Whether their fears were well founded or not, many homeowners began to equate skylights with leaks and energy loss. “That was sometimes a valid concern with poorly made or improperly installed skylights,” Patrick says.

Modern skylight technology, however, including pre-engineered flashing kits (the metal “shield” that goes around an opening in a wall or roof) designed to work specifically with the roof type – shingles, tile or metal – makes properly installed skylights totally dependable. Modern skylights not only keep water out, they are energy efficient as well, with Energy Star qualified models available from leading manufacturers.

“Matched flashing systems and other improvements have done away with the number one fear of people who are considering cutting a hole in a perfectly good roof,” says Roger LeBrun, Velux’s product certification engineer. In fact, Velux markets “The No Leak Skylight” that features three layers of water protection. These new deck mounted skylights come with a no-leak product and installation warranty.

After three years of research, development and testing, Velux found that the top concern of homeowners, designers, architects and builders alike was the misconception that all skylights leak. Properly installed skylights shouldn’t leak, even if they’re not No Leak Skylights, Patrick says.

It’s important to choose the right location for your skylight, being sure your roof pitch is matched with the appropriate unit and, once the location is set, to properly install the skylight. Proper flashing is a must so that the skylight can be flashed as dependably, or more so, as anything else that goes on a roof. Some skylights are “fixed,” meaning they don’t open, while others open to vent inside air.

Skylight technology has advanced to the point where Velux, a major producer and supplier of skylights throughout the country, was confident enough to dub its newest deck mounted product “No Leak.” Features include three layers of water protection; advanced LoE3 glass for better energy efficiency and improved daylighting; pre-finished white frames and sashes to eliminate the expense of painting for the homeowner; pre-mounted brackets for quick installation of sunscreen blinds; a lower roof profile with an updated architectural design; and a neutral gray color preferred by consumers and builders for its ability to blend with most roof materials and colors.

“It is important to point out that existing Velux skylights, when properly installed, don’t leak,” Patrick says. “But others, especially older plastic bubble skylights, have, and our research shows that the whole skylight category has been stigmatized and held back because of that problem.” Patrick says that Velux has always warranted its skylights against leaking.

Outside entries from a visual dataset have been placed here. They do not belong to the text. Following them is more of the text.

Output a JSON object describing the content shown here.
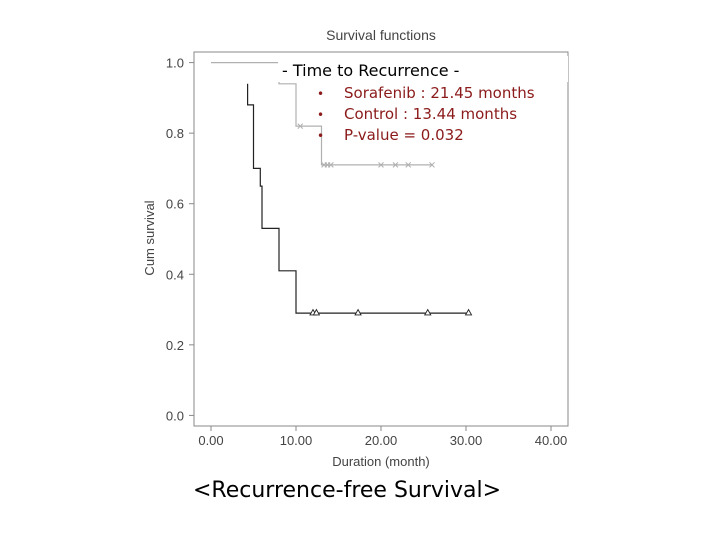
{
  "chart_data": {
    "type": "line",
    "title": "Survival functions",
    "xlabel": "Duration (month)",
    "ylabel": "Cum survival",
    "xlim": [
      -2,
      42
    ],
    "ylim": [
      -0.03,
      1.03
    ],
    "xticks": [
      "0.00",
      "10.00",
      "20.00",
      "30.00",
      "40.00"
    ],
    "xtick_values": [
      0,
      10,
      20,
      30,
      40
    ],
    "yticks": [
      "0.0",
      "0.2",
      "0.4",
      "0.6",
      "0.8",
      "1.0"
    ],
    "ytick_values": [
      0.0,
      0.2,
      0.4,
      0.6,
      0.8,
      1.0
    ],
    "grid": false,
    "series": [
      {
        "color": "#b0b0b0",
        "steps": [
          [
            0,
            1.0
          ],
          [
            8.0,
            1.0
          ],
          [
            8.0,
            0.94
          ],
          [
            10.0,
            0.94
          ],
          [
            10.0,
            0.82
          ],
          [
            13.0,
            0.82
          ],
          [
            13.0,
            0.71
          ],
          [
            26.0,
            0.71
          ]
        ],
        "censor_marker": "x",
        "censored": [
          [
            10.5,
            0.82
          ],
          [
            13.3,
            0.71
          ],
          [
            13.7,
            0.71
          ],
          [
            14.1,
            0.71
          ],
          [
            20.0,
            0.71
          ],
          [
            21.7,
            0.71
          ],
          [
            23.2,
            0.71
          ],
          [
            26.0,
            0.71
          ]
        ]
      },
      {
        "color": "#222222",
        "steps": [
          [
            4.3,
            0.94
          ],
          [
            4.3,
            0.88
          ],
          [
            5.0,
            0.88
          ],
          [
            5.0,
            0.7
          ],
          [
            5.8,
            0.7
          ],
          [
            5.8,
            0.65
          ],
          [
            6.0,
            0.65
          ],
          [
            6.0,
            0.53
          ],
          [
            8.0,
            0.53
          ],
          [
            8.0,
            0.41
          ],
          [
            10.0,
            0.41
          ],
          [
            10.0,
            0.29
          ],
          [
            30.3,
            0.29
          ]
        ],
        "censor_marker": "triangle",
        "censored": [
          [
            12.0,
            0.29
          ],
          [
            12.4,
            0.29
          ],
          [
            17.3,
            0.29
          ],
          [
            25.5,
            0.29
          ],
          [
            30.3,
            0.29
          ]
        ]
      }
    ]
  },
  "annotation": {
    "heading": "- Time to Recurrence -",
    "items": [
      "Sorafenib : 21.45 months",
      "Control : 13.44 months",
      "P-value = 0.032"
    ],
    "bullet": "•"
  },
  "caption": "<Recurrence-free Survival>"
}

“The image of a skylight as a source of moisture and heat loss is just all wet,” adds LeBrun. With the right product and proper installation, a new skylight can fill your home with natural light and thermal warmth, and passively vent stale indoor air, for years to come … without a single leak.

Among the home-building community, the leak-free message is getting out there. A recent survey showed that nearly 100 percent of architects, builders, remodelers and roofers believe that current skylight technology is better than older technology. And more than two-thirds of all four groups believe that current technology is much better than older technology.